山豚が突進するたび方源は月刃を放ち、傷に傷を重ねる。山豚は怒りを募らせ血を流し、やがて動作は緩慢になり、唸り声も虚弱さを露わにする。「小光蟲」と方源は月光蟲と同時に小光蟲に真元を注ぐ——月光蟲は右掌に淡藍の月刃紋路、小光蟲は白色の五角星図案となっている。深緑の真元が両蟲に流入し、月光蟲は幽藍の光を放ち、小光蟲は乳白色の輝きを迸る。乳白色の光が月光に溶け込み、月光は一倍に膨れる。
「行け」方源は手を振り、拡大した月刃が飛び出す——単独の月刃は手のひら大だが、小光蟲の補助で体積と攻撃力が一倍になる。月刃は山豚の頸部に命中し、黒っぽい毛皮に没入して三四メートル先から飛び出し消える。
山豚は原地に立ち止まり、鮮血が噴出して赤い泉のようになる。忽然と倒れ、大半の頭部が切り落とされ、血に洗われて僅かな皮肉で繋がるだけになる。
方源は油断せず、倒れた山豚を指す——空窍に隠れた白豕蟲が一道の白色の光となって山豚の体内に射し込む。方源は緊張して警戒する——獣皮地図で安全とはいえ、猛獣が血の臭いで引き寄せられるかもしれない。
片刻後、白豕蟲はよろよろと飛び返り、山豚は大半が痩せて黒っぽい毛皮と臓器だけが残り、肉の大部分は白豕蟲に食べられていた。不思議なことに、自身体より十倍も大きな肉を食べても体は変化せず、血一つ汚さず白色の蟲の姿のままだ。

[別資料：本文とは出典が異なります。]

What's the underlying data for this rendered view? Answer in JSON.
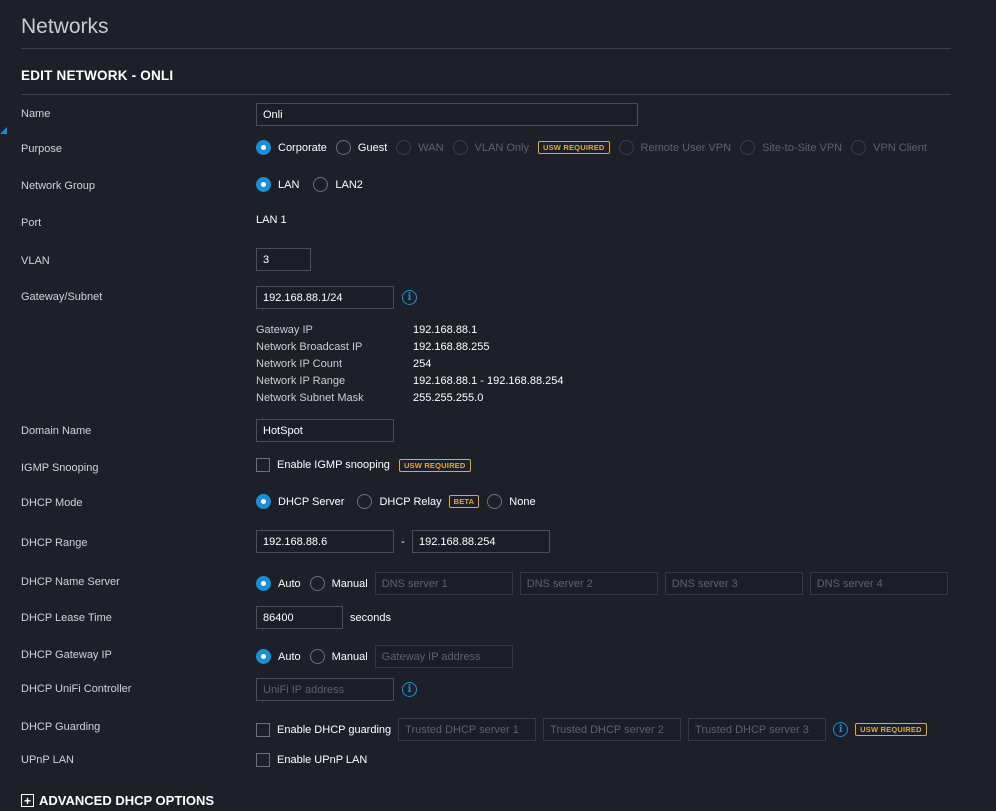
{
  "page": {
    "title": "Networks"
  },
  "section": {
    "title": "EDIT NETWORK - ONLI"
  },
  "name": {
    "label": "Name",
    "value": "Onli"
  },
  "purpose": {
    "label": "Purpose",
    "options": {
      "corporate": "Corporate",
      "guest": "Guest",
      "wan": "WAN",
      "vlan_only": "VLAN Only",
      "remote_user_vpn": "Remote User VPN",
      "site_to_site_vpn": "Site-to-Site VPN",
      "vpn_client": "VPN Client"
    },
    "selected": "Corporate",
    "vlan_only_badge": "USW REQUIRED"
  },
  "network_group": {
    "label": "Network Group",
    "options": {
      "lan": "LAN",
      "lan2": "LAN2"
    },
    "selected": "LAN"
  },
  "port": {
    "label": "Port",
    "value": "LAN 1"
  },
  "vlan": {
    "label": "VLAN",
    "value": "3"
  },
  "gateway_subnet": {
    "label": "Gateway/Subnet",
    "value": "192.168.88.1/24",
    "info_icon": "info-icon",
    "details": {
      "gateway_ip_label": "Gateway IP",
      "gateway_ip": "192.168.88.1",
      "broadcast_label": "Network Broadcast IP",
      "broadcast": "192.168.88.255",
      "count_label": "Network IP Count",
      "count": "254",
      "range_label": "Network IP Range",
      "range": "192.168.88.1 - 192.168.88.254",
      "mask_label": "Network Subnet Mask",
      "mask": "255.255.255.0"
    }
  },
  "domain_name": {
    "label": "Domain Name",
    "value": "HotSpot"
  },
  "igmp": {
    "label": "IGMP Snooping",
    "checkbox_label": "Enable IGMP snooping",
    "checked": false,
    "badge": "USW REQUIRED"
  },
  "dhcp_mode": {
    "label": "DHCP Mode",
    "options": {
      "server": "DHCP Server",
      "relay": "DHCP Relay",
      "none": "None"
    },
    "selected": "DHCP Server",
    "relay_badge": "BETA"
  },
  "dhcp_range": {
    "label": "DHCP Range",
    "start": "192.168.88.6",
    "separator": "-",
    "end": "192.168.88.254"
  },
  "dhcp_name_server": {
    "label": "DHCP Name Server",
    "options": {
      "auto": "Auto",
      "manual": "Manual"
    },
    "selected": "Auto",
    "placeholders": {
      "dns1": "DNS server 1",
      "dns2": "DNS server 2",
      "dns3": "DNS server 3",
      "dns4": "DNS server 4"
    }
  },
  "dhcp_lease_time": {
    "label": "DHCP Lease Time",
    "value": "86400",
    "unit": "seconds"
  },
  "dhcp_gateway_ip": {
    "label": "DHCP Gateway IP",
    "options": {
      "auto": "Auto",
      "manual": "Manual"
    },
    "selected": "Auto",
    "placeholder": "Gateway IP address"
  },
  "dhcp_unifi_controller": {
    "label": "DHCP UniFi Controller",
    "placeholder": "UniFi IP address",
    "info_icon": "info-icon"
  },
  "dhcp_guarding": {
    "label": "DHCP Guarding",
    "checkbox_label": "Enable DHCP guarding",
    "checked": false,
    "placeholders": {
      "s1": "Trusted DHCP server 1",
      "s2": "Trusted DHCP server 2",
      "s3": "Trusted DHCP server 3"
    },
    "badge": "USW REQUIRED"
  },
  "upnp": {
    "label": "UPnP LAN",
    "checkbox_label": "Enable UPnP LAN",
    "checked": false
  },
  "advanced": {
    "label": "ADVANCED DHCP OPTIONS",
    "icon": "plus-square-icon"
  },
  "colors": {
    "accent": "#1a8fd8",
    "badge": "#f0a52a",
    "background": "#1d2028"
  }
}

「これで五日後にまた猪を殺す」方源は白豕蟲を収め、刀を抜いて山豚の牙を二つ削り取る——山豚の身から値打ちがあるのは肉・毛皮・牙だが、肉は白豕蟲に食べられ、毛皮は月刃で傷だらけで価値がなく、牙だけが蟲の餌や鍛錬素材として使える。
方源は牙を石縫秘洞に隠し、学堂宿舍に戻り、ベッドの上に座って修行を始める。空窍の元海は波打ち、潮が満ち引く——方源は中階蟲師で酒虫で精錬した高階真元を持ち、通常の中階者の芯緑色と異なり深緑色だ。だが山豚を殺した後、空窍の真元は残り三分の二に過ぎない。

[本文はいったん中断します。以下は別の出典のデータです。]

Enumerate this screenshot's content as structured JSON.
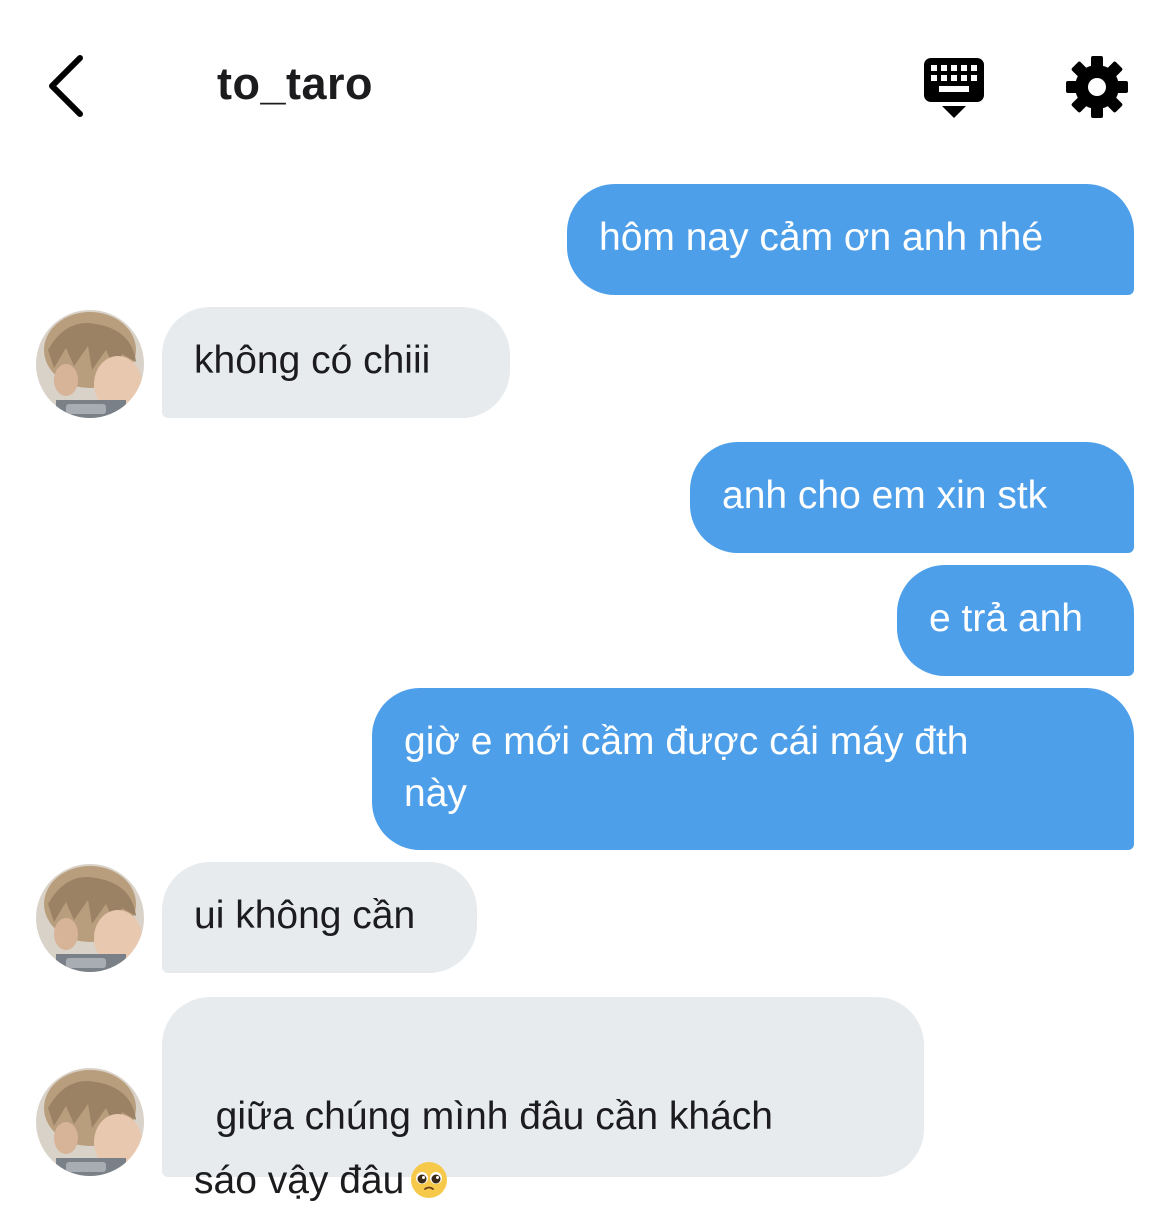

一転蟲師の戦力は強くなく、自然環境は厳しい——月刃が骨を断つとはいえ、普通の山豚を殺すのに高階真元の二割を使う。方源は目を閉じ、心を空窍に投じ、深緑の真元を白豕蟲に注ぐ。白豕蟲は瞬く間に眩い白光を放ち、方源の身体を照らす——外から見れば、彼の身体は内から白い光を滲ませている。
方源の肌と筋肉は白光に浴び、痺れるような感覚が湧き、白光が筋肉を改造して力を少しずつ滲み込ませる。だが片刻後、痺れは痛みに変わり、電撃のような痺れの後、刃で肉を削るような痛みが襲う。方源は慌てて白豕蟲を停止する。
何事も過ぎたるは及ばざるが如し——白豕蟲は毎日約一刻間しか使用できず、時間を超えると痛みが増し、強引に使えば死に至る可能性さえある。